The researchers explained that short-selling is an arranged selling of stock that causes its prices to drop, allowing said investors to buy back the stock at a lower price at a profit. They added that the short-selling begun on Oct. 2 “exceeded the short-selling that occurred during numerous other periods of crisis” including the recession after 2008, the 2014 Israel-Gaza War, and the COVID-19 pandemic. In other words, this wasn’t just statistical noise — far from it.
For example, 4,430,000 new shares of Israel’s largest bank Leumi (LUMI.TA) sold between Sept. 14 and Oct. 5 generated profits (or avoided losses) of 3.2 billion shekels ($862 million).

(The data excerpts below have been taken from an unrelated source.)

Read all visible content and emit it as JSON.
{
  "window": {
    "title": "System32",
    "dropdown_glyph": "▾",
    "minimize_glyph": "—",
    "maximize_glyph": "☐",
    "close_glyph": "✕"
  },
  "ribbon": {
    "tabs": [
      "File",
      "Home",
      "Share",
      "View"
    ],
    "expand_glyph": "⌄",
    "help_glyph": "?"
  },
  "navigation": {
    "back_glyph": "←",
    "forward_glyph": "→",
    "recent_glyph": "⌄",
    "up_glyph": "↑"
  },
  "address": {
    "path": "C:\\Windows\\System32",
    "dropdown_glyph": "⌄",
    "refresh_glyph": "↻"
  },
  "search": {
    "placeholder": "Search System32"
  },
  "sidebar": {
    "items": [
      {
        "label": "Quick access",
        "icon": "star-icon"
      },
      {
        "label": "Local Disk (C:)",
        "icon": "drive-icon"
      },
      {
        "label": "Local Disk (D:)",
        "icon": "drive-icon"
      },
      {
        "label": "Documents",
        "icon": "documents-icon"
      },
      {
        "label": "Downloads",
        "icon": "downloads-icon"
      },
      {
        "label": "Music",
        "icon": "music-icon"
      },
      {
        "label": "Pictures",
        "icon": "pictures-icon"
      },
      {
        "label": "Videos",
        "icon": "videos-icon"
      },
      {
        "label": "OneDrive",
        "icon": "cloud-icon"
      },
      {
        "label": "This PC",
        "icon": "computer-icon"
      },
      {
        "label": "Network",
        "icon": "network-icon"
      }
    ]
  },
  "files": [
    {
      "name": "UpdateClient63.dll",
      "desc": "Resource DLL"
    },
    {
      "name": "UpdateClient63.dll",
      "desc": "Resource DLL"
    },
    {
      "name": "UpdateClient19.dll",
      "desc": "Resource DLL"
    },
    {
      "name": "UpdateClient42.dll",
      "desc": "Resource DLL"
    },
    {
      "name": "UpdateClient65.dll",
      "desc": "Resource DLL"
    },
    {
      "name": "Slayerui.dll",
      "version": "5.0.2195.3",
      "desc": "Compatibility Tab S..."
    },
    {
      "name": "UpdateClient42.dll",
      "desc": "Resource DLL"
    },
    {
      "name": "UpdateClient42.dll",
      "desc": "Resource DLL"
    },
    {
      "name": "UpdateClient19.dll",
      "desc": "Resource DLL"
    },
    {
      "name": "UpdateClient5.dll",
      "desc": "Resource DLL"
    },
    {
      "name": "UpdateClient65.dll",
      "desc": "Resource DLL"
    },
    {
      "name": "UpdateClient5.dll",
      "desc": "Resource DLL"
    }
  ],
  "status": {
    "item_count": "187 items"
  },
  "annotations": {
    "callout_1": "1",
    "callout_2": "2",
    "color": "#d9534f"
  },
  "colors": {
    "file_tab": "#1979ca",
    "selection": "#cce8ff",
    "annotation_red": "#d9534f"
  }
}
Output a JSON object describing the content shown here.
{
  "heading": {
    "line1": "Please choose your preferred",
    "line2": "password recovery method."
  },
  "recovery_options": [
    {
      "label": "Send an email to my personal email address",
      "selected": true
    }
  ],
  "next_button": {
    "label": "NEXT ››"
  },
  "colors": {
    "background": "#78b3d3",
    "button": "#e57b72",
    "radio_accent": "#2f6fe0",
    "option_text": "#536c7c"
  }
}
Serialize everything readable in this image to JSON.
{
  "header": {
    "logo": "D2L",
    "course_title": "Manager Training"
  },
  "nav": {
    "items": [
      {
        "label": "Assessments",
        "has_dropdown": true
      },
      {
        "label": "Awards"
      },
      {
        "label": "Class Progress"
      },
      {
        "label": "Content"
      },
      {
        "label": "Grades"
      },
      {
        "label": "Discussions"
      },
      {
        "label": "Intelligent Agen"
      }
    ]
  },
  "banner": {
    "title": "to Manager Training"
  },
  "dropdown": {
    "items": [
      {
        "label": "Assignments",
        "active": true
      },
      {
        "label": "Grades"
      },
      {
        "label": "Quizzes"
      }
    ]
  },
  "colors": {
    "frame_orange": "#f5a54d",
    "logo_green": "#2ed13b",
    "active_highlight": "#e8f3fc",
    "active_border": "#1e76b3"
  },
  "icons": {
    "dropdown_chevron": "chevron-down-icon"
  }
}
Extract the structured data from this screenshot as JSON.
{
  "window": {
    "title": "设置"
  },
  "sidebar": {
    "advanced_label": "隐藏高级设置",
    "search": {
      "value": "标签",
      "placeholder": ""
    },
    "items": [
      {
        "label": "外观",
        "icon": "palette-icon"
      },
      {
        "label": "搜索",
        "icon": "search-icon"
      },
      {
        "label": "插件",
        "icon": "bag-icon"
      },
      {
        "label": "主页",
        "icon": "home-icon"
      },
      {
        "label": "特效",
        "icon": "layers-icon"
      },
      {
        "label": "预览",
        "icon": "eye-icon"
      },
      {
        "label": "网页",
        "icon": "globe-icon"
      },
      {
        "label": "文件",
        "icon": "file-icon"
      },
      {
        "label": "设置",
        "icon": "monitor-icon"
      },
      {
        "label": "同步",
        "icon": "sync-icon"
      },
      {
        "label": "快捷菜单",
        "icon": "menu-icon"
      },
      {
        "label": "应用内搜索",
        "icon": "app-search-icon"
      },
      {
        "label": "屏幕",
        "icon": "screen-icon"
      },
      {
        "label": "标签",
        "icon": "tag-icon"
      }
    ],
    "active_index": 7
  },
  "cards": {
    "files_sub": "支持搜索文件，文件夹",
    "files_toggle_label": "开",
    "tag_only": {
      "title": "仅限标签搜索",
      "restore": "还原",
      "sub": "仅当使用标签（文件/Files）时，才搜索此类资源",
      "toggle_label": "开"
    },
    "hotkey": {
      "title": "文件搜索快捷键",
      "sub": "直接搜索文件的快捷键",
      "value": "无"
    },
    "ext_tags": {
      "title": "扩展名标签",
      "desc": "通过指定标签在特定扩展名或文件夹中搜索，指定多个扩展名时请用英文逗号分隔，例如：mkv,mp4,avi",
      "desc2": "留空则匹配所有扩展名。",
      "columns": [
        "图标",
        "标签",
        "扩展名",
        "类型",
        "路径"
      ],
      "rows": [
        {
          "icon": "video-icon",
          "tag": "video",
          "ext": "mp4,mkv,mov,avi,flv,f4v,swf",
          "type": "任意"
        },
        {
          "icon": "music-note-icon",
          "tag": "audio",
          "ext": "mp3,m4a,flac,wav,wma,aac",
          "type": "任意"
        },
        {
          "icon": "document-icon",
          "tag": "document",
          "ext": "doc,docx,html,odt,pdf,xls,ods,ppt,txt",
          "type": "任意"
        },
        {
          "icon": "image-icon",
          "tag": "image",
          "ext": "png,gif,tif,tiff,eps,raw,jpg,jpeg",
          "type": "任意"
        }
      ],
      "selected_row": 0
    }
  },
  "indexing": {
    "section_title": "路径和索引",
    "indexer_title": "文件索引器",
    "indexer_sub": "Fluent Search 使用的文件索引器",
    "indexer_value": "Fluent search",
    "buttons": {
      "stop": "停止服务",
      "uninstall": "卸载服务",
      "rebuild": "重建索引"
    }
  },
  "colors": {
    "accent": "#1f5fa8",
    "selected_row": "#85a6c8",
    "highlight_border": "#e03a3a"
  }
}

In the abstract to their paper, published on Dec. 4, Jackson and Mitts write:
“Although we see no aggregate increase in shorting of Israeli companies on U.S. exchanges, we do identify a sharp and unusual increase, just before the attacks, in trading in risky short-dated options on these companies expiring just after the attacks. We identify similar patterns in the Israeli ETF at times when it was reported that Hamas was planning to execute a similar attack as in October. Our findings suggest that traders informed about the coming attacks profited from these tragic events, and consistent with prior literature we show that trading of this kind occurs in gaps in U.S. and international enforcement of legal prohibitions on informed trading.”